Axial Compressive Strain Stabilized High Spin State of Mn 3+ Enables High‐Performance Aqueous Zinc‐Ion Battery

ABSTRACT Aqueous zinc‐ion batteries (AZIBs) are promising candidates for grid‐scale energy storage owing to their intrinsic safety, low‐cost, and environmental benignity. Manganese dioxide (MnO 2 ) cathodes, in particular, offer high theoretical capacity and natural abundance but suffer from irreversible Jahn–Teller distortion induced by Mn 3+ species and subsequent manganese dissolution, leading to severe capacity degradation.

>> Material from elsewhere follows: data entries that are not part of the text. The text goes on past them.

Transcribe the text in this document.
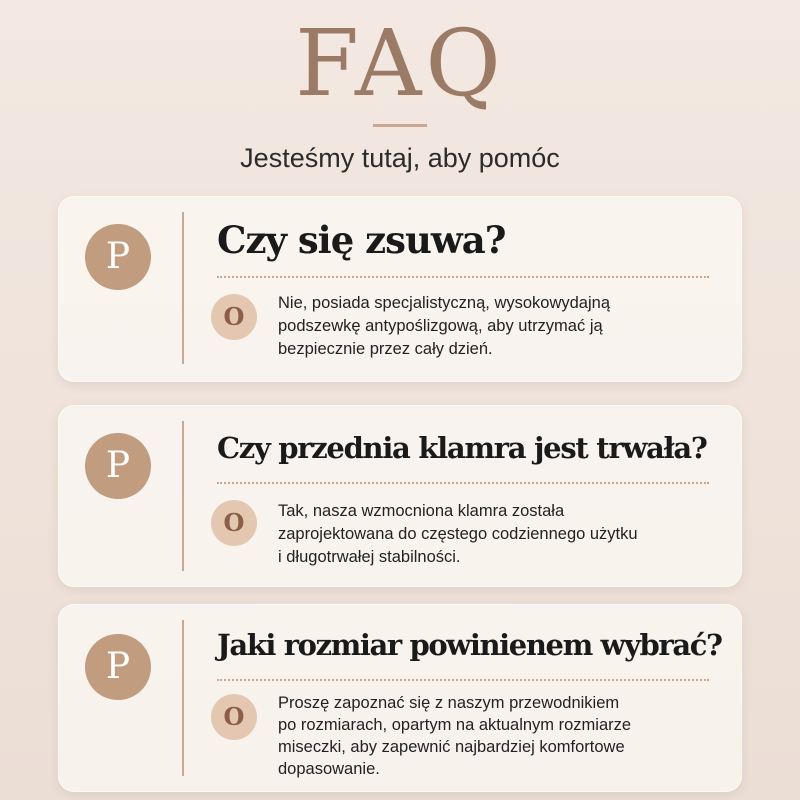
FAQ
Jesteśmy tutaj, aby pomóc
P	Czy się zsuwa?
O	Nie, posiada specjalistyczną, wysokowydajną
podszewkę antypoślizgową, aby utrzymać ją
bezpiecznie przez cały dzień.
P	Czy przednia klamra jest trwała?
O	Tak, nasza wzmocniona klamra została
zaprojektowana do częstego codziennego użytku
i długotrwałej stabilności.
P
Jaki rozmiar powinienem wybrać?
O	Proszę zapoznać się z naszym przewodnikiem
po rozmiarach, opartym na aktualnym rozmiarze
miseczki, aby zapewnić najbardziej komfortowe
dopasowanie.
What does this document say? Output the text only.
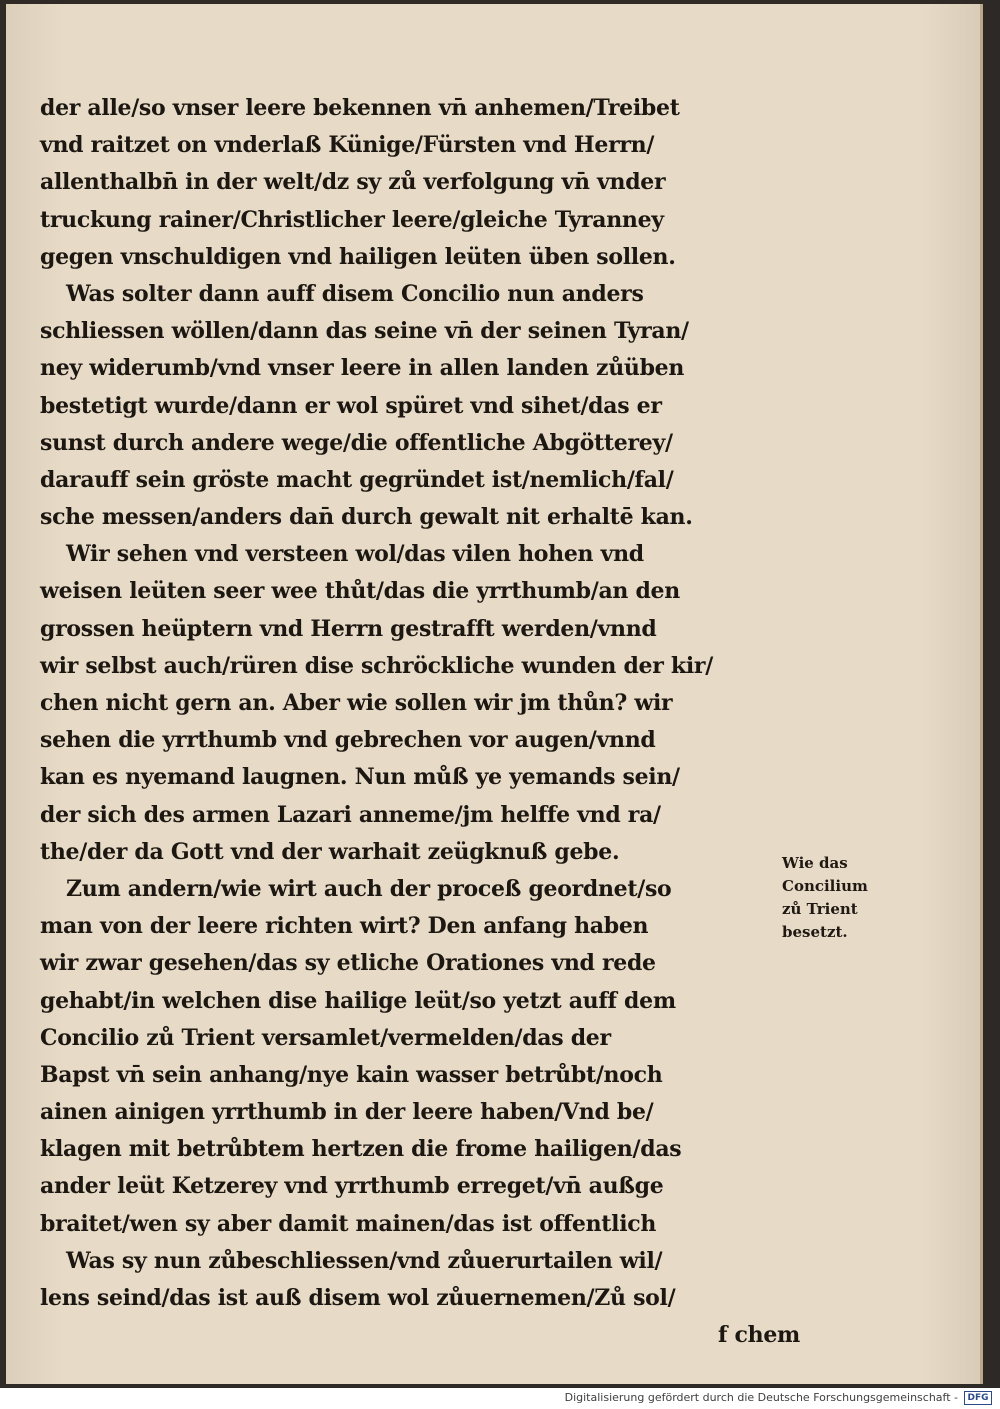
der alle/so vnser leere bekennen vn̄ anhemen/Treibet
vnd raitzet on vnderlaß Künige/Fürsten vnd Herrn/
allenthalbn̄ in der welt/dz sy zů verfolgung vn̄ vnder
truckung rainer/Christlicher leere/gleiche Tyranney
gegen vnschuldigen vnd hailigen leüten üben sollen.
Was solter dann auff disem Concilio nun anders
schliessen wöllen/dann das seine vn̄ der seinen Tyran/
ney widerumb/vnd vnser leere in allen landen zůüben
bestetigt wurde/dann er wol spüret vnd sihet/das er
sunst durch andere wege/die offentliche Abgötterey/
darauff sein gröste macht gegründet ist/nemlich/fal/
sche messen/anders dan̄ durch gewalt nit erhaltē kan.
Wir sehen vnd versteen wol/das vilen hohen vnd
weisen leüten seer wee thůt/das die yrrthumb/an den
grossen heüptern vnd Herrn gestrafft werden/vnnd
wir selbst auch/rüren dise schröckliche wunden der kir/
chen nicht gern an. Aber wie sollen wir jm thůn? wir
sehen die yrrthumb vnd gebrechen vor augen/vnnd
kan es nyemand laugnen. Nun můß ye yemands sein/
der sich des armen Lazari anneme/jm helffe vnd ra/
the/der da Gott vnd der warhait zeügknuß gebe.
Zum andern/wie wirt auch der proceß geordnet/so
man von der leere richten wirt? Den anfang haben
wir zwar gesehen/das sy etliche Orationes vnd rede
gehabt/in welchen dise hailige leüt/so yetzt auff dem
Concilio zů Trient versamlet/vermelden/das der
Bapst vn̄ sein anhang/nye kain wasser betrůbt/noch
ainen ainigen yrrthumb in der leere haben/Vnd be/
klagen mit betrůbtem hertzen die frome hailigen/das
ander leüt Ketzerey vnd yrrthumb erreget/vn̄ außge
braitet/wen sy aber damit mainen/das ist offentlich
Was sy nun zůbeschliessen/vnd zůuerurtailen wil/
lens seind/das ist auß disem wol zůuernemen/Zů sol/
f chem
Wie das
Concilium
zů Trient
besetzt.
Digitalisierung gefördert durch die Deutsche Forschungsgemeinschaft -	DFG
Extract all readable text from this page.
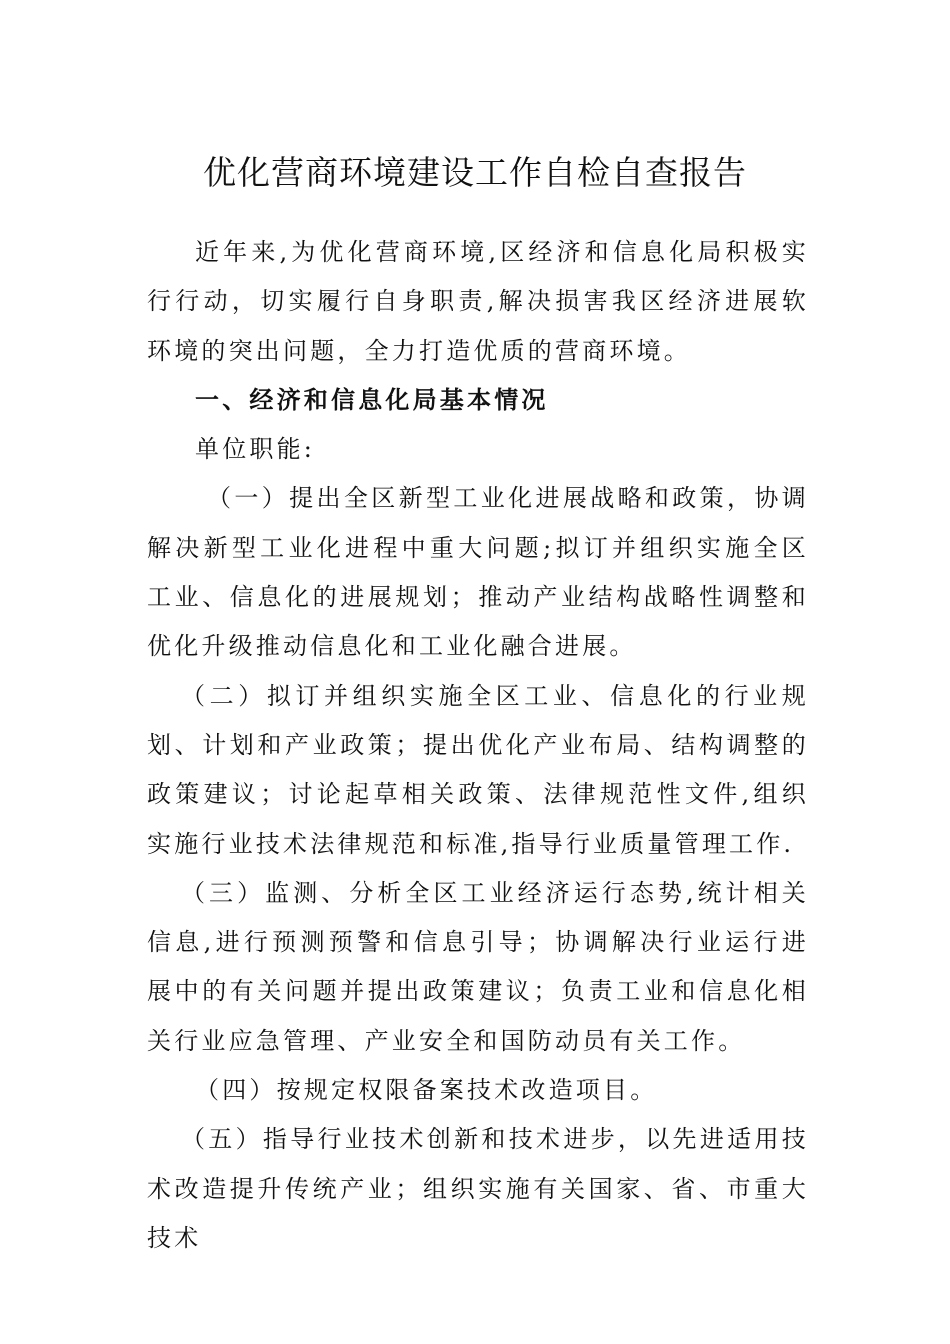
优化营商环境建设工作自检自查报告

近年来,为优化营商环境,区经济和信息化局积极实行行动，切实履行自身职责,解决损害我区经济进展软环境的突出问题，全力打造优质的营商环境。

一、经济和信息化局基本情况

单位职能:

（一）提出全区新型工业化进展战略和政策，协调解决新型工业化进程中重大问题;拟订并组织实施全区工业、信息化的进展规划；推动产业结构战略性调整和优化升级推动信息化和工业化融合进展。

（二）拟订并组织实施全区工业、信息化的行业规划、计划和产业政策；提出优化产业布局、结构调整的政策建议；讨论起草相关政策、法律规范性文件,组织实施行业技术法律规范和标准,指导行业质量管理工作.

（三）监测、分析全区工业经济运行态势,统计相关信息,进行预测预警和信息引导；协调解决行业运行进展中的有关问题并提出政策建议；负责工业和信息化相关行业应急管理、产业安全和国防动员有关工作。

（四）按规定权限备案技术改造项目。

（五）指导行业技术创新和技术进步，以先进适用技术改造提升传统产业；组织实施有关国家、省、市重大技术
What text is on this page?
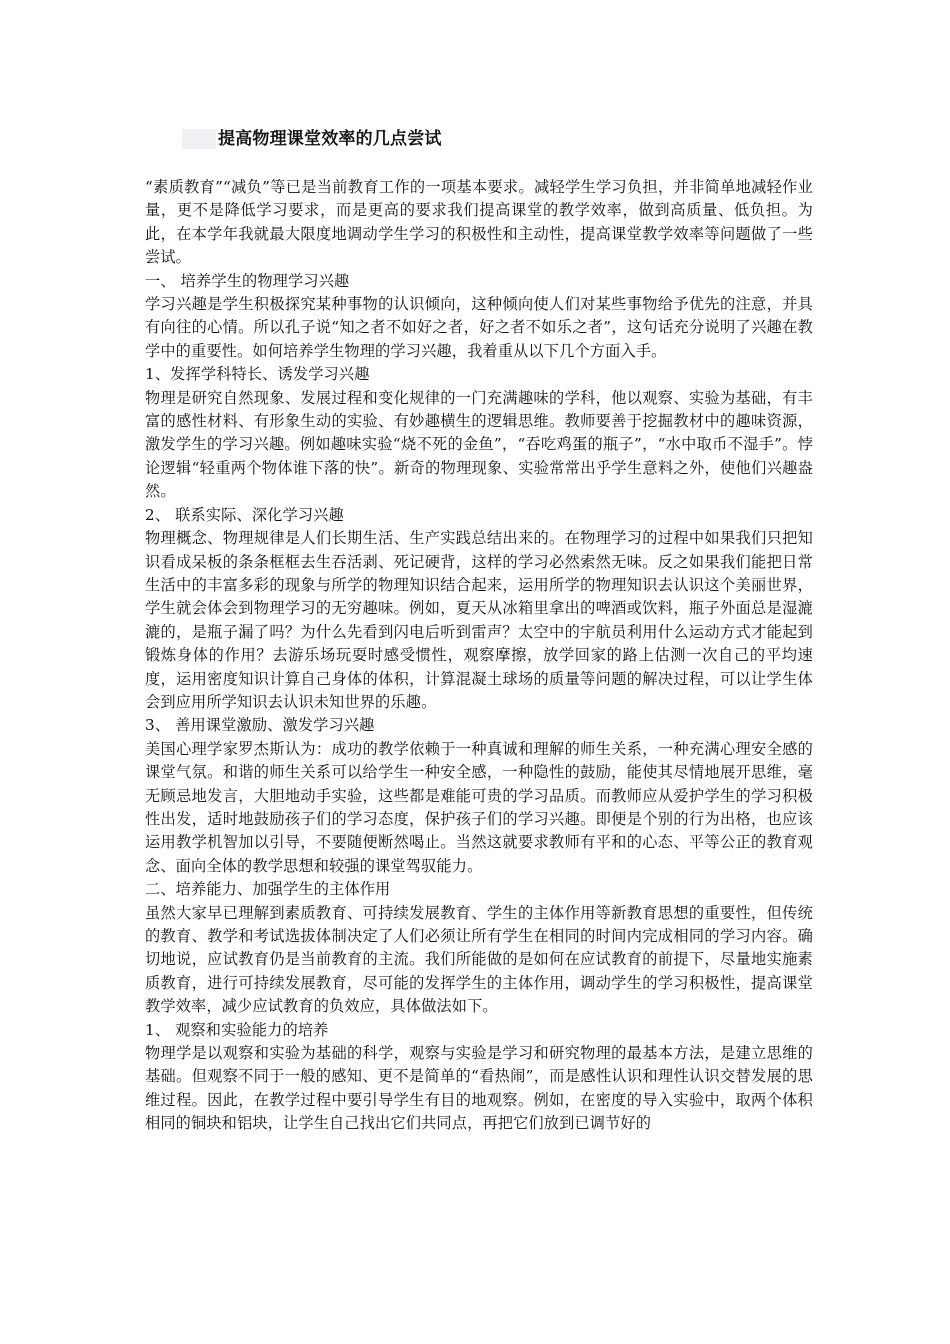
提高物理课堂效率的几点尝试

“素质教育”“减负”等已是当前教育工作的一项基本要求。减轻学生学习负担，并非简单地减轻作业量，更不是降低学习要求，而是更高的要求我们提高课堂的教学效率，做到高质量、低负担。为此，在本学年我就最大限度地调动学生学习的积极性和主动性，提高课堂教学效率等问题做了一些尝试。

一、 培养学生的物理学习兴趣

学习兴趣是学生积极探究某种事物的认识倾向，这种倾向使人们对某些事物给予优先的注意，并具有向往的心情。所以孔子说“知之者不如好之者，好之者不如乐之者”，这句话充分说明了兴趣在教学中的重要性。如何培养学生物理的学习兴趣，我着重从以下几个方面入手。

1、发挥学科特长、诱发学习兴趣

物理是研究自然现象、发展过程和变化规律的一门充满趣味的学科，他以观察、实验为基础，有丰富的感性材料、有形象生动的实验、有妙趣横生的逻辑思维。教师要善于挖掘教材中的趣味资源，激发学生的学习兴趣。例如趣味实验“烧不死的金鱼”，“吞吃鸡蛋的瓶子”，“水中取币不湿手”。悖论逻辑“轻重两个物体谁下落的快”。新奇的物理现象、实验常常出乎学生意料之外，使他们兴趣盎然。

2、 联系实际、深化学习兴趣

物理概念、物理规律是人们长期生活、生产实践总结出来的。在物理学习的过程中如果我们只把知识看成呆板的条条框框去生吞活剥、死记硬背，这样的学习必然索然无味。反之如果我们能把日常生活中的丰富多彩的现象与所学的物理知识结合起来，运用所学的物理知识去认识这个美丽世界，学生就会体会到物理学习的无穷趣味。例如，夏天从冰箱里拿出的啤酒或饮料，瓶子外面总是湿漉漉的，是瓶子漏了吗？为什么先看到闪电后听到雷声？太空中的宇航员利用什么运动方式才能起到锻炼身体的作用？去游乐场玩耍时感受惯性，观察摩擦，放学回家的路上估测一次自己的平均速度，运用密度知识计算自己身体的体积，计算混凝土球场的质量等问题的解决过程，可以让学生体会到应用所学知识去认识未知世界的乐趣。

3、 善用课堂激励、激发学习兴趣

美国心理学家罗杰斯认为：成功的教学依赖于一种真诚和理解的师生关系，一种充满心理安全感的课堂气氛。和谐的师生关系可以给学生一种安全感，一种隐性的鼓励，能使其尽情地展开思维，毫无顾忌地发言，大胆地动手实验，这些都是难能可贵的学习品质。而教师应从爱护学生的学习积极性出发，适时地鼓励孩子们的学习态度，保护孩子们的学习兴趣。即便是个别的行为出格，也应该运用教学机智加以引导，不要随便断然喝止。当然这就要求教师有平和的心态、平等公正的教育观念、面向全体的教学思想和较强的课堂驾驭能力。

二、培养能力、加强学生的主体作用

虽然大家早已理解到素质教育、可持续发展教育、学生的主体作用等新教育思想的重要性，但传统的教育、教学和考试选拔体制决定了人们必须让所有学生在相同的时间内完成相同的学习内容。确切地说，应试教育仍是当前教育的主流。我们所能做的是如何在应试教育的前提下，尽量地实施素质教育，进行可持续发展教育，尽可能的发挥学生的主体作用，调动学生的学习积极性，提高课堂教学效率，减少应试教育的负效应，具体做法如下。

1、 观察和实验能力的培养

物理学是以观察和实验为基础的科学，观察与实验是学习和研究物理的最基本方法，是建立思维的基础。但观察不同于一般的感知、更不是简单的“看热闹”，而是感性认识和理性认识交替发展的思维过程。因此，在教学过程中要引导学生有目的地观察。例如，在密度的导入实验中，取两个体积相同的铜块和铝块，让学生自己找出它们共同点，再把它们放到已调节好的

Herein, we propose an innovative axial compressive strain engineering strategy to tackle this challenge via the substitution of O 2− with highly electronegative F − anions in the MnO 2 lattice. This deliberate anion doping effectively shortens the axial Mn‐O bond, thereby directly suppressing the Jahn–Teller distortion. More profoundly, the incorporation of F − ions disrupts the lone electron occupancy in the e g orbital. During the battery discharge process, the electron configuration transitions from the high‐spin t 2g 3 e g 1 state to the more stable t 2g 3 e g 2 configuration, which stabilizes the Mn 3+ state and drastically inhibits Mn dissolution. As a result, the F‐doped MnO 2 (F‐MnO 2 ) cathode delivers exceptional cycling stability, retaining 81% of its initial capacity after 1000 cycles at 2 A g −1 . This work not only demonstrates an effective cathode material but also provides fundamental insights into stabilizing crystal structures of manganese oxides for advanced energy storage technologies.